Sunday, May 31, 2015

Links & Reviews

- A 1634 Rembrandt etching and an Albrecht Dürer engraving ("Adam and Eve," from 1504) from the collections of the Boston Public Library were reported missing to police on 29 April after their absence was discovered earlier in the month, according to media reports on 19 May. The FBI was consulted, and Boston mayor Martin Walsh called for a full audit of the library's collections. On 21 May the Boston Globe ran a long piece by Malcolm Gay on the importances of balancing access and security to library collections, featuring comments by Travis McDade, and word broke that Susan L. Glover, Keeper of Special Collections at the BPL, was placed on paid administrative leave on 20 April, even before the thefts were reported to police. In an interview with the Boston Herald, former BPL print curator Sinclair Hitchings blasted the library's security policies, and the Boston Globe reported on 26 May that an city-commissioned audit revealed major problems with collections storage and security. And more shoes continue to drop: on 28 May the Herald reported that another former BPL employee emailed city officials and said that gold coins once placed in the original library cornerstone were missing from the library's collections (but to be fair, they have apparently been gone for decades) and that the library had accidentally deaccessioned a copy of an 1800 political pamphlet for a Friends group book sale. An emergency meeting of the Library's board of trustees to deal with the ongoing turmoil has been scheduled for 3 June.

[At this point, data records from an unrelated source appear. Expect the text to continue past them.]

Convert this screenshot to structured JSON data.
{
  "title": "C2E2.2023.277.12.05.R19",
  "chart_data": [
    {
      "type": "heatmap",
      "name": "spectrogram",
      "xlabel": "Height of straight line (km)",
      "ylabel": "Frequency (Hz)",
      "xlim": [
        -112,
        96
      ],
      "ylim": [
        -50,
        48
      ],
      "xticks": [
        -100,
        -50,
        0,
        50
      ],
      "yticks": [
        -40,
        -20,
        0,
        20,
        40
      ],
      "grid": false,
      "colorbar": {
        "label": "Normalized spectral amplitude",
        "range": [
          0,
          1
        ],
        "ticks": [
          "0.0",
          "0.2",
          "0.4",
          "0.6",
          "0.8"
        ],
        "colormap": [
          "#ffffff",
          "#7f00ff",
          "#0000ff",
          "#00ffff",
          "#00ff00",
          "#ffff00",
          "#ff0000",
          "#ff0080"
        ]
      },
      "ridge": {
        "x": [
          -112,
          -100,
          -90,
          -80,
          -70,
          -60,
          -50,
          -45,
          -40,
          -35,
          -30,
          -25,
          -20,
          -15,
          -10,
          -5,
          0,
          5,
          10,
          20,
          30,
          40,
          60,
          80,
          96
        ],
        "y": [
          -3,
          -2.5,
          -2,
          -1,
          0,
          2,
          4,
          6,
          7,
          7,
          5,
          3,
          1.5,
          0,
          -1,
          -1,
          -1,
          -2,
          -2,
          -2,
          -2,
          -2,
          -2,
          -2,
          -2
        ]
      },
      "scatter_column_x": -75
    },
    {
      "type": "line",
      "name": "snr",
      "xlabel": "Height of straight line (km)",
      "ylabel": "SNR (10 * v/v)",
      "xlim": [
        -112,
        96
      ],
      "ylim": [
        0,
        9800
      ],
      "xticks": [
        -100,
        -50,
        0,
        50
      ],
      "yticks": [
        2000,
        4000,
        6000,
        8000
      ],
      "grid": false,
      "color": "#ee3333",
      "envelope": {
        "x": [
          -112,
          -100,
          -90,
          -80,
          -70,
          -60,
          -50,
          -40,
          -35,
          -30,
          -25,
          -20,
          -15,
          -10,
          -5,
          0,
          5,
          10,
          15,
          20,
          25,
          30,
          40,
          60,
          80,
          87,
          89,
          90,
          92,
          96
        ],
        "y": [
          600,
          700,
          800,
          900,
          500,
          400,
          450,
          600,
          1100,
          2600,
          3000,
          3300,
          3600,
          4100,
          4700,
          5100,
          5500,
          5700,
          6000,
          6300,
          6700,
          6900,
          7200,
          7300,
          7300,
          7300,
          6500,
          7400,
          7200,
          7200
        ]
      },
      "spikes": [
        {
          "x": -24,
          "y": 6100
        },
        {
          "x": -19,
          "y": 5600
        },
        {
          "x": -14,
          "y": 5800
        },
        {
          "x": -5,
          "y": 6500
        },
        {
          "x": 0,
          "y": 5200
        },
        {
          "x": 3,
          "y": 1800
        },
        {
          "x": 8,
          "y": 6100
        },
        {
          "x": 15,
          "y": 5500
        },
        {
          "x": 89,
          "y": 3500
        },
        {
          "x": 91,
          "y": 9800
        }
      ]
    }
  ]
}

- Beinecke Curator Raymond Clemens writes about the prayer book read and annotated by Thomas More during his imprisonment in the Tower of London (and now at the Beinecke).

- University of Michigan archivists have found fragments of an unpublished autobiography of Orson Welles amongst papers purchased recently from Welles' companion Oja Kodar.

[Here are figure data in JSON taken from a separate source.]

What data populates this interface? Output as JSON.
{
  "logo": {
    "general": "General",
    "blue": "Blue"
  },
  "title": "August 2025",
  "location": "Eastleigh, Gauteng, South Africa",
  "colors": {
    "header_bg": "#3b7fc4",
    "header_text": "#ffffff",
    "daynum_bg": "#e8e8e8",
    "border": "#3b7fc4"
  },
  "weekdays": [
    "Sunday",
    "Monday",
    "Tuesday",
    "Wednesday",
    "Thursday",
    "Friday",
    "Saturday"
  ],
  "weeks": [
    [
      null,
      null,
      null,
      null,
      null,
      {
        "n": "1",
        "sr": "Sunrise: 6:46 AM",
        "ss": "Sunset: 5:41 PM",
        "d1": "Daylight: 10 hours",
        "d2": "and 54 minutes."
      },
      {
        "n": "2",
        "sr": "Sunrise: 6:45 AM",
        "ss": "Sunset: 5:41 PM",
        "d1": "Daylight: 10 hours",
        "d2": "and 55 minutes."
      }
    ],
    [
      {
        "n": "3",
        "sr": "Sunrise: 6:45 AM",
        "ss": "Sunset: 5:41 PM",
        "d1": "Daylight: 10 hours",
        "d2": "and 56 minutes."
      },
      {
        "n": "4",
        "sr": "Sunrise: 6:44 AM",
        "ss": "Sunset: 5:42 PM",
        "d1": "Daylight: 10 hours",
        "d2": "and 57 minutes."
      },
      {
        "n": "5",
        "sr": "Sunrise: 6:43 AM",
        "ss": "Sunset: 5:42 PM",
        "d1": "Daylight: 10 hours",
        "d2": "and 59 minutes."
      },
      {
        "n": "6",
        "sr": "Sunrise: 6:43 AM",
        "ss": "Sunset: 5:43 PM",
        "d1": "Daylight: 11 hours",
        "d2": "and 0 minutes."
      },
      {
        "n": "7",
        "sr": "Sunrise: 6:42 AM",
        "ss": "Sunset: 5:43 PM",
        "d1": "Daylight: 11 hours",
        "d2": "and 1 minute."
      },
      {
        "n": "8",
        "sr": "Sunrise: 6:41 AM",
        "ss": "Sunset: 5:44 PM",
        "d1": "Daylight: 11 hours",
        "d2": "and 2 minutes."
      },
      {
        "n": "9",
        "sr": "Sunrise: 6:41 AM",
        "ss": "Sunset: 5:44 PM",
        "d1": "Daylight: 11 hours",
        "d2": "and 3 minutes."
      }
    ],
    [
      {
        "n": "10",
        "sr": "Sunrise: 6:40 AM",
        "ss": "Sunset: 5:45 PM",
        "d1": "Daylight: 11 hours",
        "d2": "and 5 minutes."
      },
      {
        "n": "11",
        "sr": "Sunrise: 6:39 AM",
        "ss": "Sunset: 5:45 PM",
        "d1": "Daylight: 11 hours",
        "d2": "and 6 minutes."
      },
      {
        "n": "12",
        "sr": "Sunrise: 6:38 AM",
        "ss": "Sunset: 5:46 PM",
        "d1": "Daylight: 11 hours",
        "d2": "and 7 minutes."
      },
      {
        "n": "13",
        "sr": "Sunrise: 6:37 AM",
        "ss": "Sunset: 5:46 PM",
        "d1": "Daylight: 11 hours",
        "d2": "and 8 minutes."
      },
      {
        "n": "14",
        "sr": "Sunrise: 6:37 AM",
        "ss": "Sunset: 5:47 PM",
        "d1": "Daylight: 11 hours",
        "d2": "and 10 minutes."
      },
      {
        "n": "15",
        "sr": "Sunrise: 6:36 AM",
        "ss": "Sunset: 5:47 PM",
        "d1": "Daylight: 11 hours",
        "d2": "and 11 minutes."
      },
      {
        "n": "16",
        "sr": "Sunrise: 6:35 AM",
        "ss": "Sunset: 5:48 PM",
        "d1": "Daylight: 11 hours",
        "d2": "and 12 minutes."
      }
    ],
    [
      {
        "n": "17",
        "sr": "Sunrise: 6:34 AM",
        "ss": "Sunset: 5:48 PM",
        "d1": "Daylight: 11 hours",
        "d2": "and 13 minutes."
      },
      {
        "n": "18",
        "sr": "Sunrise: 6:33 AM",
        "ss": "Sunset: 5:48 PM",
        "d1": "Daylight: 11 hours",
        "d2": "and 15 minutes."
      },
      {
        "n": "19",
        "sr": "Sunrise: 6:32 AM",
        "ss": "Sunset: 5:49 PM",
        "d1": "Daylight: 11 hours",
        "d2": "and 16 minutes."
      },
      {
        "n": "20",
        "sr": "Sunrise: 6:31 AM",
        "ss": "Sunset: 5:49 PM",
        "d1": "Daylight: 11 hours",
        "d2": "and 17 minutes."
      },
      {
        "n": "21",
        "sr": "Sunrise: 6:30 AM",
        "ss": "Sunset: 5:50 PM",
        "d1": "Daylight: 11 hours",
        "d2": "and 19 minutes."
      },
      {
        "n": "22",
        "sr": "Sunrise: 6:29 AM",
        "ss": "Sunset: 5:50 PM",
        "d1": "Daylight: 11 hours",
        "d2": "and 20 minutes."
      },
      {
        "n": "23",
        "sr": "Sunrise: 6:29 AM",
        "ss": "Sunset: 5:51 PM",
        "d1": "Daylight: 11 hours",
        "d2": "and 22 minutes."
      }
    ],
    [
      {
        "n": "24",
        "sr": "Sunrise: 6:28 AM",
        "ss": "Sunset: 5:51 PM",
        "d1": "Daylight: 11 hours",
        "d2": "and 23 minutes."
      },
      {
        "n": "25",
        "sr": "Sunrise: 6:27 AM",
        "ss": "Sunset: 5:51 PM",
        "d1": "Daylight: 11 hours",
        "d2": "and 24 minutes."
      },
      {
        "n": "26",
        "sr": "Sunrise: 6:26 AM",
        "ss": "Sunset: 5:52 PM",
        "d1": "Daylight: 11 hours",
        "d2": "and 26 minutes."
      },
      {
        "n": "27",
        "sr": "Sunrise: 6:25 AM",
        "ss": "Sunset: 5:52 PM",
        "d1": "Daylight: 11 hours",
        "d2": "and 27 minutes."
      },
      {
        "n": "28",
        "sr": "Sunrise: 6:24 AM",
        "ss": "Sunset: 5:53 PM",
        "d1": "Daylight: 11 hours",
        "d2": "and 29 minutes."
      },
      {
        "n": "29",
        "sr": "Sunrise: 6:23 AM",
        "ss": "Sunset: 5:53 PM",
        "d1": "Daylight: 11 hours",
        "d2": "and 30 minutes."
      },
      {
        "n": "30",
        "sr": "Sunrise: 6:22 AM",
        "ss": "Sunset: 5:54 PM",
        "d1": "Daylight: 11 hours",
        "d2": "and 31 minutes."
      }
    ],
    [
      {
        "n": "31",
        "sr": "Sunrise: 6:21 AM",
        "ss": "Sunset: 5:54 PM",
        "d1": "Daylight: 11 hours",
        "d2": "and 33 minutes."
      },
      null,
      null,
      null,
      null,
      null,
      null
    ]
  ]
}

- The AAS has launched a new online exhibition: Louis Prang and Chromolithography.

- English professor Joseph Bristow talked to UCLA Newsroom about his recent book Oscar Wilde's Chatterton.

- The results of the University of Buckingham's Drood Inquiry, which prompted 15,000 user submissions, have been revealed.

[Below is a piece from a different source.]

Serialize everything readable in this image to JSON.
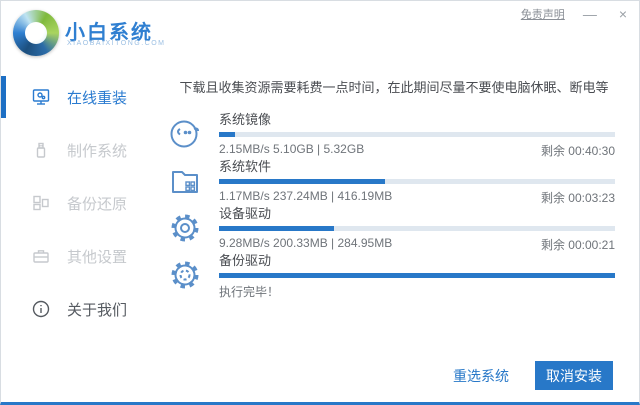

- You can now listen to Michael Suarez's 2015 Lyell Lectures as podcasts.

- Smithsonian reports on recent analysis of the 1491 Martellus map in the collections of Yale's Beinecke Library.

- Via Mitch Fraas: Penn has digitized Mathew Carey's diary for 1822–26.

- A proof copy of Sylvia Plath's The Bell Jar will be sold at Bonhams on 24 June.

- Google has unveiled a new font family for Google Play Books, which they're calling Literata.

- David McCullough is featured in the NYTimes "By the Book" column.

- At Collectors Weekly, Ben Marks reports on a good book sale find: an 1845 Philadelphia edition of the Pentateuch published by Isaac Lesser.

- Writing for the Telegraph, Hannah Furness covers a talk by British Library director Rory Keating about the future of libraries.

- Alice Schreyer joins the Newberry Library as the Roger and Julia Baskes Vice President for Collections and Library Services on 24 August.

- Over at Rare Books Digest, "Rare Book Market - An Anatomical Exercitation through the Generations."

- Because it made the rounds, I will briefly note the utterly ridiculous coverage of the supposed discovery of a portrait of Shakespeare on the title page of John Gerard's Herball. To quote Professor Michael Dobson from the Telegraph piece on this, however, "it's hallucination." John Overholt, in Medium, has written the only piece you need to read on this topic, frankly.


- Neal Stephenson's Seveneves; reviews by Scott F. Andrews in the Philadelphia Inquirer, Douglas Wolk in the LATimes, and Charles Yu in the NYTimes.

- Matthew Pearl's The Last Bookaneer; review by John Vernon in the NYTimes.

- Steven Inskeep's Jacksonland; review by David Treuer in the WaPo.

- Andrea Mays' The Millionaire and the Bard; review by Stephen Greenblatt in the NYTimes.

- Akhil Reid Amar's The Law of the Land; review by Stephen Wermiel in the WaPo.

- Thomas Kunkel's Man in Profile; review by Blake Bailey in the NYTimes.

- Philip and Carol Zaleskis' The Fellowship; reviews by Elizabeth Hand in the LATimes and Laura Miller in Salon.